Tom Hayek is a trial attorney with the law firm Behr, McCarter & Potter, P.C. in St. Louis. He is licensed in Missouri and Illinois and provides counsel in professional negligence cases, product liability claims, aviation litigation, and general personal injury cases. In addition to the state and federal, trial and appellate courts, Tom has been admitted to practice before the United States Supreme Court and has represented aviation professionals before the National Transportation Safety Board. In 2015, Tom retired after 30 years of service in the Air National Guard, achieving the rank of Colonel. Tom was awarded the Legion of Merit for his career achievements, as well as the Bronze Star for his service in Iraq. He is a Commercial Pilot with Multi-Engine and Instrument Ratings and recently obtained his sUAS Remote Pilot Certificate.
In January 2018, the total number of UAS then registered with the Federal Aviation Administration (FAA), both commercial and model aircraft, had eclipsed one million; approximately six times the number of aircraft in the United States’ general aviation fleet as of the end of 2016. Any person can go to their local electronics store, and purchase a device weighing less than 55 pounds and capable of flight well in excess of 400 feet AGL for 15 or more minutes, while at the same time transmitting live video. For recreational use, while the FAA Reauthorization Act of 2018 now requires the operator to have passed an aeronautical knowledge and safety test, no specific licensure, nor even any formal training, is required to operate devices fully capable of hovering over a neighbor’s home, a disaster scene, a competitor’s business, a courtroom, a hospital, etc., all the while transmitting and/or recording video imagery.
Not surprisingly, the law is struggling to keep up with competing interests affected by such a revolution. In this struggle, the interests of the federal government in regulating air safety are competing with the interests of state and local governments in protecting the safety and privacy of their citizens.

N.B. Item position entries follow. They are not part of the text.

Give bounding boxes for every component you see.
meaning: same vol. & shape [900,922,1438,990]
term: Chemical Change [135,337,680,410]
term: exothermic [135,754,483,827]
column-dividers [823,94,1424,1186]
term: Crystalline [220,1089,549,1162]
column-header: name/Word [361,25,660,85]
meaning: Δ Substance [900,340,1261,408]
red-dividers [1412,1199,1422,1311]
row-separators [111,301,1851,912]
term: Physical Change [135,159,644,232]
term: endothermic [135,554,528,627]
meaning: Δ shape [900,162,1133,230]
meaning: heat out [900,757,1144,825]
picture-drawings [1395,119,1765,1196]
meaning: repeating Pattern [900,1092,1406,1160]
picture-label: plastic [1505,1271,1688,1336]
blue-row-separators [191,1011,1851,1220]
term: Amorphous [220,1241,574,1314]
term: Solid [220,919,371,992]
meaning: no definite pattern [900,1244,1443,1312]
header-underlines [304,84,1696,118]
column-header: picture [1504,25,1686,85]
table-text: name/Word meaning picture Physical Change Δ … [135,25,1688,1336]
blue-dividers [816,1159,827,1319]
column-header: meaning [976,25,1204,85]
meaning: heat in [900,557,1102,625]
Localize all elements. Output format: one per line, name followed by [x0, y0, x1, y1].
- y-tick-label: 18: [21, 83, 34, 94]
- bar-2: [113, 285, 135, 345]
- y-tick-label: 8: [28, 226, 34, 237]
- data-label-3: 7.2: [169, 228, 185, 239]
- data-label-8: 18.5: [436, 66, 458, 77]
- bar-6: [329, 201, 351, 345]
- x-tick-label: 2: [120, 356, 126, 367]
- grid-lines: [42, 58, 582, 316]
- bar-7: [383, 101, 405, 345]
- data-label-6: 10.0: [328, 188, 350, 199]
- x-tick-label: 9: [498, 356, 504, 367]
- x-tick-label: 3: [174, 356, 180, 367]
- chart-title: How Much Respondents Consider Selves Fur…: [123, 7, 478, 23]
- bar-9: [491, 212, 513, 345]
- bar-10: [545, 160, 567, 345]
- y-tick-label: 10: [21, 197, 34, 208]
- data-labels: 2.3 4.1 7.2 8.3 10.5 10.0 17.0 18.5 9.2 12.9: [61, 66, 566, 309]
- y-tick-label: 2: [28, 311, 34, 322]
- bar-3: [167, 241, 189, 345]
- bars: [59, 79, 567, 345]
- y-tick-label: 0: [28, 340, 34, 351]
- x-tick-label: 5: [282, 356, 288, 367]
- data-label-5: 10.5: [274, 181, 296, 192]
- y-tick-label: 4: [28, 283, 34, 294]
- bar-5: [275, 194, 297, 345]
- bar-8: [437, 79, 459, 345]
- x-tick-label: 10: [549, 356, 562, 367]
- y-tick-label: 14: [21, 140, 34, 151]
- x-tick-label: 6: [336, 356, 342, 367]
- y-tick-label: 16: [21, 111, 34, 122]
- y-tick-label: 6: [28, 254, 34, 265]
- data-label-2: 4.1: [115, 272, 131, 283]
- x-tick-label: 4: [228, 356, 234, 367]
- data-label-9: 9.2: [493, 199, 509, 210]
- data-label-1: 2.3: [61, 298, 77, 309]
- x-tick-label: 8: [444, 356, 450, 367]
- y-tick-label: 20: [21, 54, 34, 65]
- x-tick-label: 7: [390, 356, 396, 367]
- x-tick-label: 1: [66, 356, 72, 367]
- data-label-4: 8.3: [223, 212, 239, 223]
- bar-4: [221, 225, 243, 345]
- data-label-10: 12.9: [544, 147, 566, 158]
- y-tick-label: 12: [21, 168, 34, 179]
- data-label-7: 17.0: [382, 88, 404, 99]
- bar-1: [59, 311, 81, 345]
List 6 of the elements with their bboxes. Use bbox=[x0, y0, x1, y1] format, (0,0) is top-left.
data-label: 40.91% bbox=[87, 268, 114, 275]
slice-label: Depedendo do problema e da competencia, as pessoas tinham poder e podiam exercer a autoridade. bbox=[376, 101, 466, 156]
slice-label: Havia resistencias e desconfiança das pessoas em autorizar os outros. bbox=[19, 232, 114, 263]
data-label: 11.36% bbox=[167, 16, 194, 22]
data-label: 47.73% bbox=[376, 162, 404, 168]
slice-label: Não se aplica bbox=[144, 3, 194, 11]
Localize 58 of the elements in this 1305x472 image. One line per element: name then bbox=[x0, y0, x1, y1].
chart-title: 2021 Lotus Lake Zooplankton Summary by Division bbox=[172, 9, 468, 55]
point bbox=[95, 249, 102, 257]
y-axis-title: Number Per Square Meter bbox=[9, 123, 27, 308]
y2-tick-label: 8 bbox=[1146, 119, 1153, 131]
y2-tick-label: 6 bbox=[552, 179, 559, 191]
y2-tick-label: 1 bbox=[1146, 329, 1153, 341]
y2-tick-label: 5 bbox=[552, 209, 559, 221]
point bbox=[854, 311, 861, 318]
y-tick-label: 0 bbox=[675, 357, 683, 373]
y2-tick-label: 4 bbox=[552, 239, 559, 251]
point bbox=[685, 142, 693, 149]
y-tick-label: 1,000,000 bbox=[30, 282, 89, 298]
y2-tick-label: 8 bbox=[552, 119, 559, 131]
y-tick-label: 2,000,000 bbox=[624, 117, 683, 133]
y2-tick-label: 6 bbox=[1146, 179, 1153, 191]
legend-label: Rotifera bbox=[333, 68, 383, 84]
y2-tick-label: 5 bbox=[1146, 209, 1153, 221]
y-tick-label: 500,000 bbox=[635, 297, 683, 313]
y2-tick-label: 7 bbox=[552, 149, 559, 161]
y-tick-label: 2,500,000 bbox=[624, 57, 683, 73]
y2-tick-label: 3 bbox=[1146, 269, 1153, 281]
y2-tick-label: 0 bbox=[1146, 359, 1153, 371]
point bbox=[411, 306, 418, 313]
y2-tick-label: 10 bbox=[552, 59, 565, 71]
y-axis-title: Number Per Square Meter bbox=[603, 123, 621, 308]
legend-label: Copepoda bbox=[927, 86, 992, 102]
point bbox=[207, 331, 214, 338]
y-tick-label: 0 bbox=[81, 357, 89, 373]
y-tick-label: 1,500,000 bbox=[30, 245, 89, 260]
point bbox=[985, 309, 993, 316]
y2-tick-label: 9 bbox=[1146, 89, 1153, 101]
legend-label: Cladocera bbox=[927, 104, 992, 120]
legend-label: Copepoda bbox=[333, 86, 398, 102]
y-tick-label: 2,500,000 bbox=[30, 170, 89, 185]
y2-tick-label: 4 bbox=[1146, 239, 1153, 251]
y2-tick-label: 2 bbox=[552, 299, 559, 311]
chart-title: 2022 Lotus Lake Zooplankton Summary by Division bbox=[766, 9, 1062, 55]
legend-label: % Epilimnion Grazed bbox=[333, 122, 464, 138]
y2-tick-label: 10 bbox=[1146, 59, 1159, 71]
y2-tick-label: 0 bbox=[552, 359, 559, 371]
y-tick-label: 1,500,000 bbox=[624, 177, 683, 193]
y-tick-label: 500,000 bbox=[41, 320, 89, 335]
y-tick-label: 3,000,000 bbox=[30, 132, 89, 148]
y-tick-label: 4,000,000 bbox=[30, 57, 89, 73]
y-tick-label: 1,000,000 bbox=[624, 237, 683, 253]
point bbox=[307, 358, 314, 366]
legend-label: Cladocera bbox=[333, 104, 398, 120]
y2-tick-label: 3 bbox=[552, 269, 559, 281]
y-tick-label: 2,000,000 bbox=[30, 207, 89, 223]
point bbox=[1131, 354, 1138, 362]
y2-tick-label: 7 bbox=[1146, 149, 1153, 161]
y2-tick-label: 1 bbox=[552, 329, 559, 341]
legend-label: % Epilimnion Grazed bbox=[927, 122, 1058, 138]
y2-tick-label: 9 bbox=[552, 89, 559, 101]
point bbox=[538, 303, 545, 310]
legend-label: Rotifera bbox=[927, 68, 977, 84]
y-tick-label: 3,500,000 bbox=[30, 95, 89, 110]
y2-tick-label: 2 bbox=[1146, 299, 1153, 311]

Historically, the federal government claimed authority to regulate both aircraft and airspace, while the landowners claimed ownership of the airspace over their property. In 1946, our Supreme Court in United States v. Causby implicitly rejected the concept that a landlord owns everything above the land up to the sky, and below the earth to its core. The Supreme Court, however, also held the public's right of flight does not extend downward to the earth's surface, finding, "if the landowner is to have full enjoyment of the land, he must have exclusive control of the immediate reaches of the enveloping atmosphere. Otherwise, buildings could not be erected, trees could not be planted, and even fences could not be run … the flight of airplanes, which skim the surface but do not touch it, is as much an appropriation of the use of the land as a more conventional entry upon it." Of course, the FAA considers a drone to be an “aircraft.”
We are increasingly seeing the development of local statutes or ordinances to address the potential intrusion of drones. A public university in Missouri adopted a policy banning the unauthorized use of drones, “on all property owned or controlled by Missouri State University.” An ordinance for a New Jersey Township prohibited drones from operating or flying in any airspace below 400 feet, and within the airspace over any government or public buildings, property, or parks within the Township. Finally, the National League of Cities has published a model ordinance entitled, “Ordinance for the Promotion of Drone Innovation & Accountability.”
Consequently, we clearly have state, county, municipal, and even public universities enacting regulatory schemes designed to prohibit operations of “aircraft” (i.e. drones) in airspace, even though the prohibited drone operations are operated in a manner complying with federal regulations. In apparent recognition of such conflicts, there are proposals to deconflict these federal, state and local interests.
In 2017, the FAA established the UAS Integration Pilot Program. The stated intent is to promote the required safety issues in the low altitude airspace needed for integrating drone operations into daily life. The FAA seeks to accomplish this by bringing together federal, state, local, and tribal governments, along with UAS operators or manufacturers, and identify ways to balance local and national interests related to drone integration.
Additionally, legislation known as the Drone Federalism Act of 2017 was introduced in Congress on May 25, 2017 to facilitate the communication between local, state and federal authorities. That bill required, among several other provisions, that the FAA, in prescribing regulations or standards related to UAS, must “preserve state, local, and tribal authority to issue certain reasonable restrictions on the operation of a civil unmanned aircraft system within 200 feet of the ground or a structure.” The bill has not advanced out of committee.
I suspect the variety of uses of drones in everyday lives will be matched by the variety of legislative efforts to respond to the ongoing expansion (intrusion?) of drone operations into our day-to-day lives. Consider if you will, a provision in the most recent FAA Re-Authorization Act wherein the federal government now has regulatory authority to “mitigate risks and hazards posed by unlawful or harmful operations of unmanned aircraft systems,” and further defines “counter-UAS systems” presumably to be used to “mitigate risks and hazards.” Will we see the day, in the not too distant future, of air-to-air drone combat involving law enforcement entities?